Wednesday, April 13, 2011
The Series 65/66 exam asks LOTS of questions on what I call "registration of persons." Does this broker-dealer or that adviser have to register in the state if it deals exclusively with institutional investors? That sort of thing. The exam is typically obsessed with these questions . . . which, to me, seems odd, since every single person taking the test obviously has to register and knows he has to register. Whatever. Let's keep it simple. If the "person," which means agent, broker-dealer, investment adviser, and investment adviser representative, has a place of business in the state, he/they have to register in that state. What does it mean to have a "place of business" in a state? More than you'd probably think. Most candidates assume that we're talking about an "office." And, we are, but that's just one example of a place of business. If the agent or adviser meets with people at a diner in New Jersey, THAT is their place of business. More surprising, simply "holding yourself out as an adviser" in a state means you have a place of business in that state. If you're soliciting clients in Minnesota, you're "holding yourself out as an adviser" in that state and need to register. After you get your 6th client? No, as soon as your start soliciting. Remember, if they have a place of business in the state, they register in the state. Except when they don't--the only exception here is the federal covered adviser. For everybody else, if they have a place of business in the state, they register with the state. For the federal covered adviser things are different. They might have a place of business in Nevada but since they're the adviser to a mutual fund company, they are federal covered. They register with the SEC and provide copies (notice filings) to Nevada. There, nice and simple, just the way the regulators like it.
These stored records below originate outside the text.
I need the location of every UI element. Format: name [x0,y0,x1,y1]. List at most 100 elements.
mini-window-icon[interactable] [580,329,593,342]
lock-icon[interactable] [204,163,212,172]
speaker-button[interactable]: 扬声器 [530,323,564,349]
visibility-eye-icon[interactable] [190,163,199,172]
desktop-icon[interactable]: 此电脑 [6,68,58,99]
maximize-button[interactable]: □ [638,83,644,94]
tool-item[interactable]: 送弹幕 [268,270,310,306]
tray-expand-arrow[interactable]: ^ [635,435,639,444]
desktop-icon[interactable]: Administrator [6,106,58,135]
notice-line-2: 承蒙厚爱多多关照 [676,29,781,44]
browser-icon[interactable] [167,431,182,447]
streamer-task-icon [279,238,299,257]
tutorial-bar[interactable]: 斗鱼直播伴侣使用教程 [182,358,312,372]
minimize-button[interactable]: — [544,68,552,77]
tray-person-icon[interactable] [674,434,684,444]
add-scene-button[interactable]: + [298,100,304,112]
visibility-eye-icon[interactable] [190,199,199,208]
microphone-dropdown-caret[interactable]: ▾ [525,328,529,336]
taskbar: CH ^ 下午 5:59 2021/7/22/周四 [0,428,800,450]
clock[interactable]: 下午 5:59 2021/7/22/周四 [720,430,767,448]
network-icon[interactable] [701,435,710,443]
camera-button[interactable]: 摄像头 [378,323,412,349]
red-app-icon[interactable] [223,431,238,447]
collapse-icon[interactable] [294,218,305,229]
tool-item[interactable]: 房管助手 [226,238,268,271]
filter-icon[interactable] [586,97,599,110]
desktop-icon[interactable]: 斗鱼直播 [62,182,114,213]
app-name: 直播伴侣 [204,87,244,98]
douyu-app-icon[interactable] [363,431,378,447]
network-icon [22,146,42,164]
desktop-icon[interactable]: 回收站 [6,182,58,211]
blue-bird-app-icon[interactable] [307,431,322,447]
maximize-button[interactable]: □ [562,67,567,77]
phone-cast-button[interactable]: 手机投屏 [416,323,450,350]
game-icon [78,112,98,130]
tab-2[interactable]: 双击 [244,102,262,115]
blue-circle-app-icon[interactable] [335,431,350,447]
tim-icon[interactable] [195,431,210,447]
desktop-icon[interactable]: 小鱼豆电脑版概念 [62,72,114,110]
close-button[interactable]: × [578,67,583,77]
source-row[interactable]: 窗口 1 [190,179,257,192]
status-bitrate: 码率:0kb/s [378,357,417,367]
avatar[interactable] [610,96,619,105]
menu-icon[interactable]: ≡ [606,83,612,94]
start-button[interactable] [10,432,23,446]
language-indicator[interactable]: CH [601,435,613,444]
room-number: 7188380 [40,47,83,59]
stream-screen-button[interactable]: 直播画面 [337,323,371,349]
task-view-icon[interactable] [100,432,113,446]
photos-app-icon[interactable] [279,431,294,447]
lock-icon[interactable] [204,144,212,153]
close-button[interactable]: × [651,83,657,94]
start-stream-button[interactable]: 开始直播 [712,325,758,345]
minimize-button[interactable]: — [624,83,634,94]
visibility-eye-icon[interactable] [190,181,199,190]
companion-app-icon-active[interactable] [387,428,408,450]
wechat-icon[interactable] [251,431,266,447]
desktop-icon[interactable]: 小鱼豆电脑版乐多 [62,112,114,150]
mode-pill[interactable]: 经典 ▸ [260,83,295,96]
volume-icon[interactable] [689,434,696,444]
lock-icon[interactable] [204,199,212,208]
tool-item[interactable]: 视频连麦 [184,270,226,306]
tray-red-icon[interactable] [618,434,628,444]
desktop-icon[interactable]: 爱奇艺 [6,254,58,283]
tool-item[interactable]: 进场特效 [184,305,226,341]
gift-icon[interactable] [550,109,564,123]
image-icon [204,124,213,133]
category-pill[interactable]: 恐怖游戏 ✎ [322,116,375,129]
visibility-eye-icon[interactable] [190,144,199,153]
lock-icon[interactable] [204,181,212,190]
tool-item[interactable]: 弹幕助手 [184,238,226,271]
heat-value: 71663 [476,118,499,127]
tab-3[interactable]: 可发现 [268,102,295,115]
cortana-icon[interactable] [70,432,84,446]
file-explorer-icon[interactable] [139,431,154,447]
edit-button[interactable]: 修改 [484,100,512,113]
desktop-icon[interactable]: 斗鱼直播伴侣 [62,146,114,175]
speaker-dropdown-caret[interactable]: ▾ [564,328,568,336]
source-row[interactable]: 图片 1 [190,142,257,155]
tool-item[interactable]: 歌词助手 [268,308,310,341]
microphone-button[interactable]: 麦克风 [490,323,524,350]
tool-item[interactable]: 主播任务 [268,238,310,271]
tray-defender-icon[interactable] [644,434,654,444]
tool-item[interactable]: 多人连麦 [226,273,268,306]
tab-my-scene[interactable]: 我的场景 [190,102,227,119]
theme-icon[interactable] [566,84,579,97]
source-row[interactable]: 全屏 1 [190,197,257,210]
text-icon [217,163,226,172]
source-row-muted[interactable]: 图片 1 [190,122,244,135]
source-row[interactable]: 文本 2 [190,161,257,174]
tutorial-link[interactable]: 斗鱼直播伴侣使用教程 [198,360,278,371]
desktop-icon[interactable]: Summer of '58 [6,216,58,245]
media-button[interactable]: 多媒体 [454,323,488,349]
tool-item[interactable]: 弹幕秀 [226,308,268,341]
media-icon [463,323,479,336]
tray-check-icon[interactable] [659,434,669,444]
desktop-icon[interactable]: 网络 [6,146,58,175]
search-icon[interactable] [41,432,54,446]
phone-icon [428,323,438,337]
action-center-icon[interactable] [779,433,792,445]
Just learned something by looking at the tax returns I'm about to file in a few days: effective tax rate. As we've seen earlier, we use a progressive income tax system, which means that as your income gets bigger (progresses), so does the rate of tax. Maybe on the first $50,000, you pay 15%, then 20% up to $100,000, then 25% up to $150,000. Therefore, if you earned $150,000 of taxable income, what is the "effective rate" that you paid? What you do is figure out the total tax paid and divide that into/compare it to the $150,000 of taxable income. So, how would this work out? You paid 15% on the first $50,000 ($7,500) You paid 20% on the next $50,000 ($10,000) You paid 25% on the next $50,000 ($12,500) In total, you paid $30,000 on $150,000, which is an "effective tax rate" of . . . 20%. The 65/66 exam ask all kinds of far-flung taxation questions, so, just in case, know what the "effective tax rate" means. And, as always, keep moving.